As they did in Egypt and Tunisia, Islamists also hope to rise to power in Libya, where they were long repressed under Khadafy’s secular rule. That would leave conservative religious parties with influence over a large and uninterrupted chunk of territory that stretches from Israel’s southern border in Egypt to Tunisia.

One of the main contenders in the race was the Muslim Brotherhood’s Justice and Construction party, which has led one of the best organized and most visible campaigns.

Three other parties also expected to perform well were former Prime Minister Mahmoud Jibril’s secular Alliance of National Forces; former jihadist and rebel commander Abdel-Hakim Belhaj’s Al-Watan; and the National Front, one of Libya’s oldest political groups.

The election lines brought together men, women in black abayas and children accompanying their parents. Many voters waved the Libyan red, green and black flag or wrapped it around their shoulders.

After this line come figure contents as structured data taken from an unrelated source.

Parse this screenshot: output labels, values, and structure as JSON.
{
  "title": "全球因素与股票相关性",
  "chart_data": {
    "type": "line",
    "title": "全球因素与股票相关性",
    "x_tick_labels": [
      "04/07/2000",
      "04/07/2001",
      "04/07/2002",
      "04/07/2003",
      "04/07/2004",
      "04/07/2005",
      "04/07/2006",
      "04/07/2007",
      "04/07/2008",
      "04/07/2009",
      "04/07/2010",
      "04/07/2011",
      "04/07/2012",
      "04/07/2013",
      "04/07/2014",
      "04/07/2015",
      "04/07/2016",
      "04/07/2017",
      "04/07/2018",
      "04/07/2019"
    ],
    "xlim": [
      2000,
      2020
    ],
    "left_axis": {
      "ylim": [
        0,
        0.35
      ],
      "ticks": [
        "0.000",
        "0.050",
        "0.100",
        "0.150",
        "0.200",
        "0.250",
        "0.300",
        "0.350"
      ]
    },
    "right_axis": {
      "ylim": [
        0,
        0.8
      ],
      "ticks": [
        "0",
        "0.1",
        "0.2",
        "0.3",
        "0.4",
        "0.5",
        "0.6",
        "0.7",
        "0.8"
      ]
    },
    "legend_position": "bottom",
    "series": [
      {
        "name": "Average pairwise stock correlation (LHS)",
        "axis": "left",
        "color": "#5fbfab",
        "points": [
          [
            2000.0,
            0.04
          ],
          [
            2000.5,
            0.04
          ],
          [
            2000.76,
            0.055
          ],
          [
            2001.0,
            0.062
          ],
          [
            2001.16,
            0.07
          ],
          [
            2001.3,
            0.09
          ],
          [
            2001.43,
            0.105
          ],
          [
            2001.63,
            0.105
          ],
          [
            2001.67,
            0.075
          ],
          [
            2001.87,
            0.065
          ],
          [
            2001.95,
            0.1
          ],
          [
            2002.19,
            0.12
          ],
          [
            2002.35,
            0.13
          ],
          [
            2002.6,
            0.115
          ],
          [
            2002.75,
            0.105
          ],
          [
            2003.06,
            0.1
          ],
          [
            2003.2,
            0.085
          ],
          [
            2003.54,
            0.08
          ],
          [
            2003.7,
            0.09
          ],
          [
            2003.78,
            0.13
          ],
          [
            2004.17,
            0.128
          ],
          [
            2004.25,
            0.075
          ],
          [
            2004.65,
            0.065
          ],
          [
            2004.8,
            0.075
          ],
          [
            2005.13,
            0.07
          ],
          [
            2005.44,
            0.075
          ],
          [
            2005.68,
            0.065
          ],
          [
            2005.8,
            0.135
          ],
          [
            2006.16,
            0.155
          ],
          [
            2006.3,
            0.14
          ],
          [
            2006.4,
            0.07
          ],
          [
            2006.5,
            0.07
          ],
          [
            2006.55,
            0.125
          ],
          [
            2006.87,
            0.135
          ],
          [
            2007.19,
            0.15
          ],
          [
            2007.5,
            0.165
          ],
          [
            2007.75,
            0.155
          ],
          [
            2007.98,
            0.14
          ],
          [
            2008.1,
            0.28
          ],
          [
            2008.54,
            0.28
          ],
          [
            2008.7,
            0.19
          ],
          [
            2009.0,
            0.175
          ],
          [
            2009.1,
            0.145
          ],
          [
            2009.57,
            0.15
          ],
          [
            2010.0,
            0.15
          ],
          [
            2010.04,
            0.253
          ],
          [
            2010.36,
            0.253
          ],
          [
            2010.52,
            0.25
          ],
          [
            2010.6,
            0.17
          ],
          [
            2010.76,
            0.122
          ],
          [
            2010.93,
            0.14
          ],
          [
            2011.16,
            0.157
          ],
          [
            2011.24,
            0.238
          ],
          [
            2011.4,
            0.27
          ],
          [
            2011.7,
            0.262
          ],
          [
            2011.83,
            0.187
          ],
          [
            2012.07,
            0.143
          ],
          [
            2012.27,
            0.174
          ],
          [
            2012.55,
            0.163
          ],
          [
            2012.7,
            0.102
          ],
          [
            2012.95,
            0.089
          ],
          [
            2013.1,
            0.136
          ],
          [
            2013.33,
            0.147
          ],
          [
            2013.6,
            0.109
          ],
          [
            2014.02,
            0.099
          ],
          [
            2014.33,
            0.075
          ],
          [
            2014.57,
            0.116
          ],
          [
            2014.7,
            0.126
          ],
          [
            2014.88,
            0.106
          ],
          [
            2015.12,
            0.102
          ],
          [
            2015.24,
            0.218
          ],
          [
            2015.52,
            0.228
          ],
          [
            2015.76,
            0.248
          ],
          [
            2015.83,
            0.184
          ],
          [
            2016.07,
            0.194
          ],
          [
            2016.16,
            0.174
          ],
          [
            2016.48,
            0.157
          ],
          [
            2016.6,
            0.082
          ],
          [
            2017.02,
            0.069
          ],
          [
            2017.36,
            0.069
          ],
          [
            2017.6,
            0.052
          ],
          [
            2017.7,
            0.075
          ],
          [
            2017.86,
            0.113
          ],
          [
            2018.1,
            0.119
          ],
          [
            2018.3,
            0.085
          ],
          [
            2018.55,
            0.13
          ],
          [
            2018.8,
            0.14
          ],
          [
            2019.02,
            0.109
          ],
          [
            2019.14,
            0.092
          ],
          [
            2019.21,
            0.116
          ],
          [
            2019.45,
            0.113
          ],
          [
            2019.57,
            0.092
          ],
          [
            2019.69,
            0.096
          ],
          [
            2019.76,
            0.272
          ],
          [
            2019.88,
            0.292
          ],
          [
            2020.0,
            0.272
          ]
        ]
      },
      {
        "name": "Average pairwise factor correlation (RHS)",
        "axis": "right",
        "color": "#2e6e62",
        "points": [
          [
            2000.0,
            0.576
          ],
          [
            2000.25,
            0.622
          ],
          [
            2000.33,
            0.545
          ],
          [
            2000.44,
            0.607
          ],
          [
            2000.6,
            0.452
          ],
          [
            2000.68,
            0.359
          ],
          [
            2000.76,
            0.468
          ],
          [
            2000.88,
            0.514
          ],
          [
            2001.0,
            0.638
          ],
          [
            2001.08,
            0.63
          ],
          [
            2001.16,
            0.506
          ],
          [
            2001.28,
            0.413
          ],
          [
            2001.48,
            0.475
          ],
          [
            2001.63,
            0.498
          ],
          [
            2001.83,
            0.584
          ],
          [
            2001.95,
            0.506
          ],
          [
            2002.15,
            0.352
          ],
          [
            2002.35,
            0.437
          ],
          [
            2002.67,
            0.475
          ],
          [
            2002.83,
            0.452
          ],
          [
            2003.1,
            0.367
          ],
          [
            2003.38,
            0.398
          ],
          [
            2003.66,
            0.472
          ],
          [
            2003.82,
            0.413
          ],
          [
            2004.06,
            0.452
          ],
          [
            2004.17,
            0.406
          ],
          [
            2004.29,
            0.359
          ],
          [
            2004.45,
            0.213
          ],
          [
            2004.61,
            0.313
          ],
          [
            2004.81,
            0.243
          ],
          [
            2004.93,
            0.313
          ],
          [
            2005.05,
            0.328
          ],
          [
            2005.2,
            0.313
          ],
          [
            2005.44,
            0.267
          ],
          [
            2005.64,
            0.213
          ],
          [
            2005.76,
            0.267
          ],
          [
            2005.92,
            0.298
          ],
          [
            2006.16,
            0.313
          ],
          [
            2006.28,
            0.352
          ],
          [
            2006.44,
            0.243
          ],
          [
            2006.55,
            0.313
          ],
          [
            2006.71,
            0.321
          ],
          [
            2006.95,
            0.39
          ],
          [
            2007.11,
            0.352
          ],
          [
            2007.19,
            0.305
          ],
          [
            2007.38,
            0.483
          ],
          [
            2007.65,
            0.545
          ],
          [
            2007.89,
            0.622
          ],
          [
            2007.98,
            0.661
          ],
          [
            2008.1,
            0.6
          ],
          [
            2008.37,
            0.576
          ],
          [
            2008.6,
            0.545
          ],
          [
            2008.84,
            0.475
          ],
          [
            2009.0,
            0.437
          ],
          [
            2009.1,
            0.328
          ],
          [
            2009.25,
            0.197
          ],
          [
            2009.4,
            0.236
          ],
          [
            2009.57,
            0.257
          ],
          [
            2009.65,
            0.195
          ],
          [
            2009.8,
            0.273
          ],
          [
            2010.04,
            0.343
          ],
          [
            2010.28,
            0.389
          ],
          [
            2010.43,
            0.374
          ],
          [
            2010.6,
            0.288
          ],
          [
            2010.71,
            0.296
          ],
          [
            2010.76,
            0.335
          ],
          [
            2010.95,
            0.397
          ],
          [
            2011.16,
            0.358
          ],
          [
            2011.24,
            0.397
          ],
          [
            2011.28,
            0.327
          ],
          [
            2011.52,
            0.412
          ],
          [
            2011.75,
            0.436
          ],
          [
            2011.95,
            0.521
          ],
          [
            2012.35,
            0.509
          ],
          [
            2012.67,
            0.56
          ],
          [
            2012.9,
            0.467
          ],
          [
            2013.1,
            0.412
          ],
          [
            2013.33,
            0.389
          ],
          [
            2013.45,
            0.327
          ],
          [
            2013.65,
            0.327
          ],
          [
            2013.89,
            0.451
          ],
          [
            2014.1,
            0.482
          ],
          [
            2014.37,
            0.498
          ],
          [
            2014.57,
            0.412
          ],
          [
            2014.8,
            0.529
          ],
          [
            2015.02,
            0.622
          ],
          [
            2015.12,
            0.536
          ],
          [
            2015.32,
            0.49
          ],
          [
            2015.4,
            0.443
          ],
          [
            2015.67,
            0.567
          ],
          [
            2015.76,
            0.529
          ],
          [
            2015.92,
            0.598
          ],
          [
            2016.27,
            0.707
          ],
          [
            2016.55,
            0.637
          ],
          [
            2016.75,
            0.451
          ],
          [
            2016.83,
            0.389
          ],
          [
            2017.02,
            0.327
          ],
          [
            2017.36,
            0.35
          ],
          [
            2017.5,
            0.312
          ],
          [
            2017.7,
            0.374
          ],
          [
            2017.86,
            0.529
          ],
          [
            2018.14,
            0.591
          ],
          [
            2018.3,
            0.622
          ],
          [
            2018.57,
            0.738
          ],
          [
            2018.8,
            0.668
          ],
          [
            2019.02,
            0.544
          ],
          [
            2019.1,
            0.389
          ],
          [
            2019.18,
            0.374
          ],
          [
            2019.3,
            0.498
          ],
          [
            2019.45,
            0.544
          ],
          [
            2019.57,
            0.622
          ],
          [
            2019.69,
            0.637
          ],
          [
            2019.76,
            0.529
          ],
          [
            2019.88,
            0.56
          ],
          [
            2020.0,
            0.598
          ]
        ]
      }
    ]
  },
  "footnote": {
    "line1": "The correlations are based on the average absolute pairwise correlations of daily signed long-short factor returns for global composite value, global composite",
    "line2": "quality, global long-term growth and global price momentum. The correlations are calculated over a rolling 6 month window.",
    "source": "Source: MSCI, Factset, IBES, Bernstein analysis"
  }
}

U.S. Sen. John McCain, an Arizona Republican, gave the election a clean bill of health during a visit to Tripoli.

“Turnout is very high, polls crowded, and people are obviously enthusiastic,” he said. “Overall, it is a successful operation.”

The last parliamentary election in Libya was in 1964, five years before Khadafy’s military coup that toppled the monarchy. The outcome of Saturday’s vote could give an indication whether Libya will become a united nation keen on rebuilding and moving away from its dark past or fracture along regional, tribal and ethnic lines.